水仙の花を、君へ。
僕は陰気な地の底で、虚な影と暮らしている。
仲間は三つ首の犬くらいで、仕事ばかりで過ごしてきた。
春のあの日、穏やかな笑顔の君を見て、胸が射抜かれたようにずきりと鳴った。
君の笑顔が欲しくって、君の親父に、僕の弟に、こっそり相談したんだよ。
強引なくらいがちょうどいいって、あいつは言っていたけれど。
水仙の花を大地に咲かせて、大地丸ごと君を堕とす。そんなの君が喜ぶはずないのにね。
堕ちてきた君が母を思って泣きじゃくるのに、僕はどうしてあげることもできなくて。
自分が欲しかったものは手に入らなくて、唸っている間に見慣れたケリュケイオンがやってきた。
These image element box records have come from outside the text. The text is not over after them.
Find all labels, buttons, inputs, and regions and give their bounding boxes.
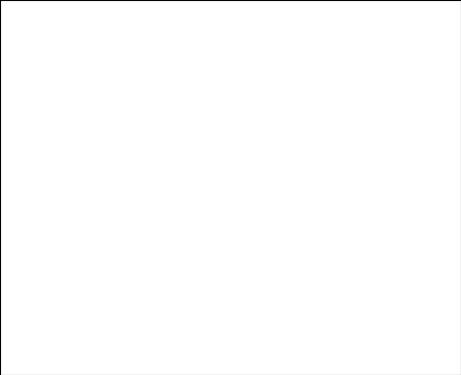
Text: value, Detection Call = ABSENT: value, Detection Call = ABSENT [140,302,305,312]
Text: count: count [140,277,169,287]
Bar [325,203,346,232]
FancyBboxPatch shape [299,234,352,276]
Text: GSM15279: GSM15279 [261,225,271,285]
FancyBboxPatch shape [358,234,412,276]
Bar [72,158,82,232]
Bar [66,86,88,232]
FancyBboxPatch shape [180,234,233,276]
Bar [212,180,222,232]
Title: GDS1485 / 3001_at: GDS1485 / 3001_at [162,27,310,44]
Bar [331,176,341,232]
Bar [385,209,406,232]
Bar [207,200,227,232]
Text: GSM15277: GSM15277 [201,225,212,285]
FancyBboxPatch shape [60,234,114,276]
Text: GSM15273: GSM15273 [320,225,331,285]
Bar [131,171,142,232]
Bar [126,194,147,232]
FancyBboxPatch shape [120,234,174,276]
Bar [390,172,401,232]
Text: GSM15275: GSM15275 [380,225,390,285]
Bar [111,278,129,286]
Bar [111,302,129,310]
Bar [266,223,287,232]
Bar [111,290,129,298]
Bar [271,214,282,232]
Bar [111,315,129,323]
Text: GSM15281: GSM15281 [83,225,92,285]
Text: percentile rank within the sample: percentile rank within the sample [140,289,316,299]
Text: rank, Detection Call = ABSENT: rank, Detection Call = ABSENT [140,314,300,324]
Text: GSM15283: GSM15283 [142,225,152,285]
FancyBboxPatch shape [239,234,293,276]
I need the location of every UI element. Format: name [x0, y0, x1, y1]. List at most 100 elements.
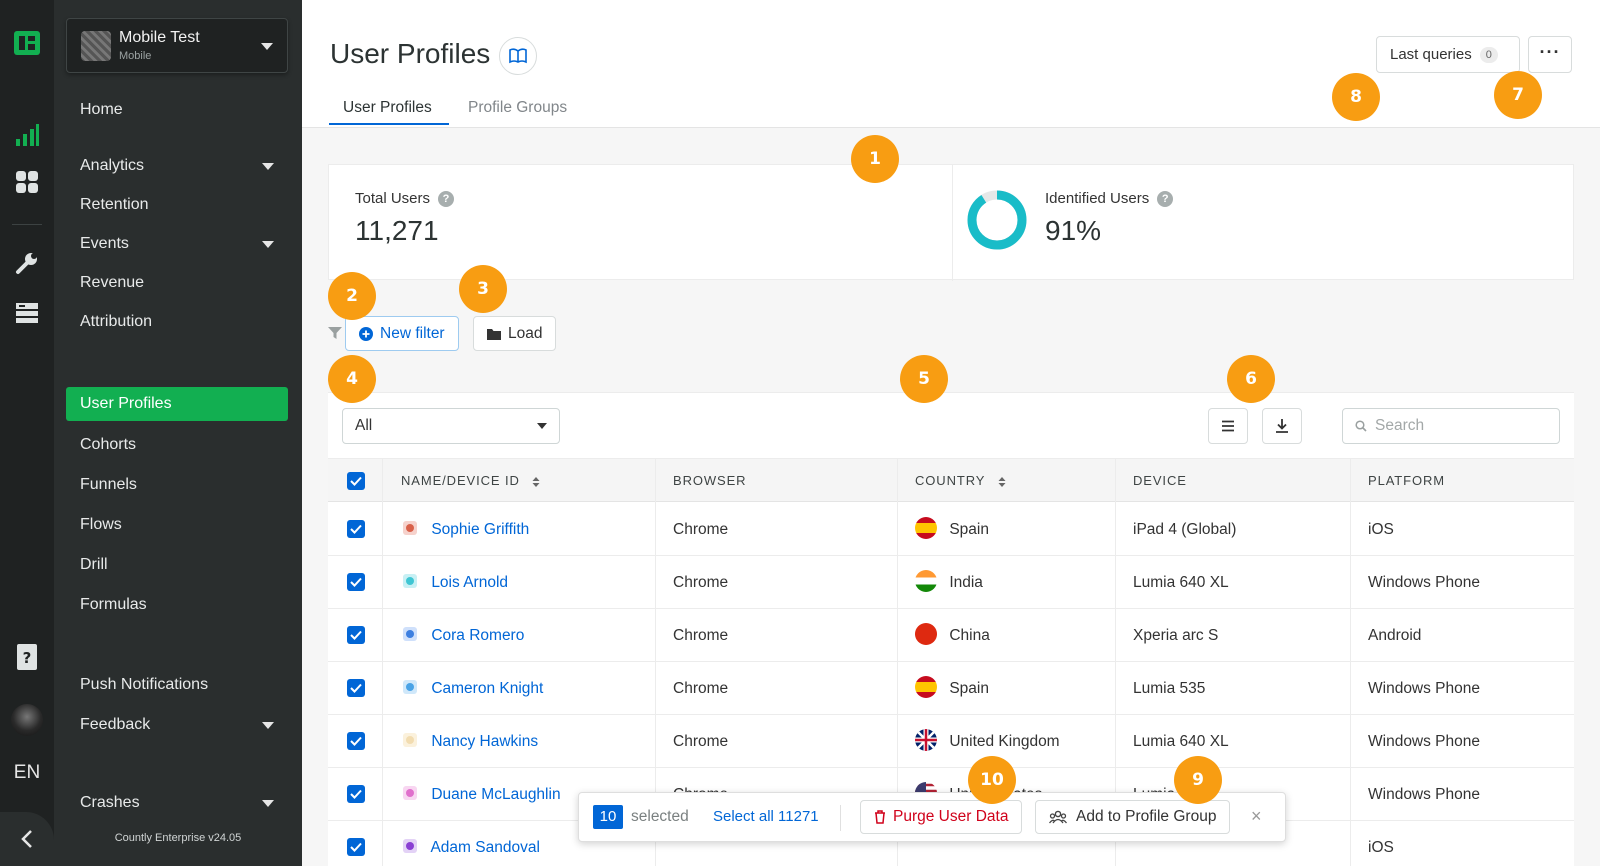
user-identicon-icon — [403, 732, 417, 747]
column-header-device[interactable]: DEVICE — [1133, 473, 1187, 488]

君を返してほしいのだと、君の母が悲しんでいるのだと。
僕の心に燃えた炎は、きっと許されない煉獄の火だ。君と君の母親に、不幸を振り撒いてしまうから。
それでも帰ってもよかったんだよ。幸せな暮らしに戻れるならば、戻ってこなくて良かったんだよ。
だのに君は柘榴を四粒口にして、甘やかに微笑んで見せた。
とびきり綺麗な水仙の花は、君にぴったりの花だと思うんだ。